Despite the scauses, the Belarusian farmers are slaughtered by their government (Jesus' attempt to help fails when he is distracted by a news interview, particularly the reporter questioning if his help isn't just an effort to distract the public from his scandal). The public trades in their now-obsolete orange scauses for more timely ones, and after having profited from South Park consumers' money, P.F. Pityef, the scause manufacturer, leaves town. After Jesus and Stan realize they were duped by the factory, Jesus consumes enough human growth hormone to transform into a monstrous, muscle-bound version of himself. He then marches to and destroys the Pityef Bracelet Factory, killing Pityef himself by sending him through one of his own machines, culminating in him blowing up the factory itself when Pityef's remains severely clog up the grinder. After returning to normal, Jesus tells the public that causes should not be expressed on one's wrists. Instead, he says, they should be expressed on T-shirts: revealing his shirt which reads, "Free Pussy Riot".

==Cultural references==
The town's abandonment of What Would Jesus Do? bracelets, based on findings of drug use by Jesus, satirizes the fate of Livestrong wristbands after cyclist Lance Armstrong was stripped of his seven Tour de France titles for taking performance-enhancing drugs.

The French-Swedish official has an accent that is similar to Tim Conway’s character Mr. Tudball from The Carol Burnett Show.

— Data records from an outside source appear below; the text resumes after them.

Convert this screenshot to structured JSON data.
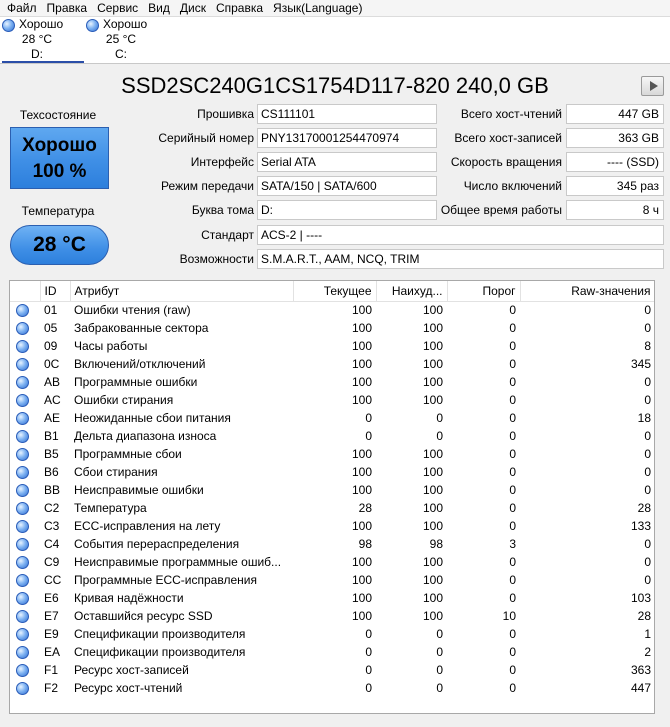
{
  "menu": [
    "Файл",
    "Правка",
    "Сервис",
    "Вид",
    "Диск",
    "Справка",
    "Язык(Language)"
  ],
  "disks": [
    {
      "status": "Хорошо",
      "temp": "28 °C",
      "letter": "D:"
    },
    {
      "status": "Хорошо",
      "temp": "25 °C",
      "letter": "C:"
    }
  ],
  "title": "SSD2SC240G1CS1754D117-820 240,0 GB",
  "health": {
    "label": "Техсостояние",
    "status": "Хорошо",
    "percent": "100 %"
  },
  "temperature": {
    "label": "Температура",
    "value": "28 °C"
  },
  "fields": {
    "firmware": {
      "label": "Прошивка",
      "value": "CS111101"
    },
    "serial": {
      "label": "Серийный номер",
      "value": "PNY13170001254470974"
    },
    "interface": {
      "label": "Интерфейс",
      "value": "Serial ATA"
    },
    "transfer": {
      "label": "Режим передачи",
      "value": "SATA/150 | SATA/600"
    },
    "drive_letter": {
      "label": "Буква тома",
      "value": "D:"
    },
    "standard": {
      "label": "Стандарт",
      "value": "ACS-2 | ----"
    },
    "features": {
      "label": "Возможности",
      "value": "S.M.A.R.T., AAM, NCQ, TRIM"
    },
    "host_reads": {
      "label": "Всего хост-чтений",
      "value": "447 GB"
    },
    "host_writes": {
      "label": "Всего хост-записей",
      "value": "363 GB"
    },
    "rotation": {
      "label": "Скорость вращения",
      "value": "---- (SSD)"
    },
    "power_count": {
      "label": "Число включений",
      "value": "345 раз"
    },
    "power_hours": {
      "label": "Общее время работы",
      "value": "8 ч"
    }
  },
  "table": {
    "headers": [
      "ID",
      "Атрибут",
      "Текущее",
      "Наихуд...",
      "Порог",
      "Raw-значения"
    ],
    "rows": [
      [
        "01",
        "Ошибки чтения (raw)",
        "100",
        "100",
        "0",
        "0"
      ],
      [
        "05",
        "Забракованные сектора",
        "100",
        "100",
        "0",
        "0"
      ],
      [
        "09",
        "Часы работы",
        "100",
        "100",
        "0",
        "8"
      ],
      [
        "0C",
        "Включений/отключений",
        "100",
        "100",
        "0",
        "345"
      ],
      [
        "AB",
        "Программные ошибки",
        "100",
        "100",
        "0",
        "0"
      ],
      [
        "AC",
        "Ошибки стирания",
        "100",
        "100",
        "0",
        "0"
      ],
      [
        "AE",
        "Неожиданные сбои питания",
        "0",
        "0",
        "0",
        "18"
      ],
      [
        "B1",
        "Дельта диапазона износа",
        "0",
        "0",
        "0",
        "0"
      ],
      [
        "B5",
        "Программные сбои",
        "100",
        "100",
        "0",
        "0"
      ],
      [
        "B6",
        "Сбои стирания",
        "100",
        "100",
        "0",
        "0"
      ],
      [
        "BB",
        "Неисправимые ошибки",
        "100",
        "100",
        "0",
        "0"
      ],
      [
        "C2",
        "Температура",
        "28",
        "100",
        "0",
        "28"
      ],
      [
        "C3",
        "ECC-исправления на лету",
        "100",
        "100",
        "0",
        "133"
      ],
      [
        "C4",
        "События перераспределения",
        "98",
        "98",
        "3",
        "0"
      ],
      [
        "C9",
        "Неисправимые программные ошиб...",
        "100",
        "100",
        "0",
        "0"
      ],
      [
        "CC",
        "Программные ECC-исправления",
        "100",
        "100",
        "0",
        "0"
      ],
      [
        "E6",
        "Кривая надёжности",
        "100",
        "100",
        "0",
        "103"
      ],
      [
        "E7",
        "Оставшийся ресурс SSD",
        "100",
        "100",
        "10",
        "28"
      ],
      [
        "E9",
        "Спецификации производителя",
        "0",
        "0",
        "0",
        "1"
      ],
      [
        "EA",
        "Спецификации производителя",
        "0",
        "0",
        "0",
        "2"
      ],
      [
        "F1",
        "Ресурс хост-записей",
        "0",
        "0",
        "0",
        "363"
      ],
      [
        "F2",
        "Ресурс хост-чтений",
        "0",
        "0",
        "0",
        "447"
      ]
    ]
  }
}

This is further referenced when he says, "It's ahh-starting to feel like ahh-The Carol Burnett Show in here."

The final scene showing Jesus in a Free Pussy Riot shirt alludes not only to the imprisonment of some of the band's members, but also to the unapproved sale of Pussy Riot paraphernalia in the wake of their public appeal.

==Reception==
Ryan McGee of The A.V. Club gave the episode an A−, stating that the satire was more potent than in previous episodes, and lauded the storyline's depiction of the human need for causes to believe in and the sequence animated and written in the style of Dr. Seuss.

After the episode aired in Russia, LDPR member and deputy of State Duma Vadim Dengin suggested banning South Park in that country because of the episode's closing scene featuring Jesus Christ advocating the release of the band Pussy Riot, stating that it constituted an attempt to humiliate the Russian Orthodox Church.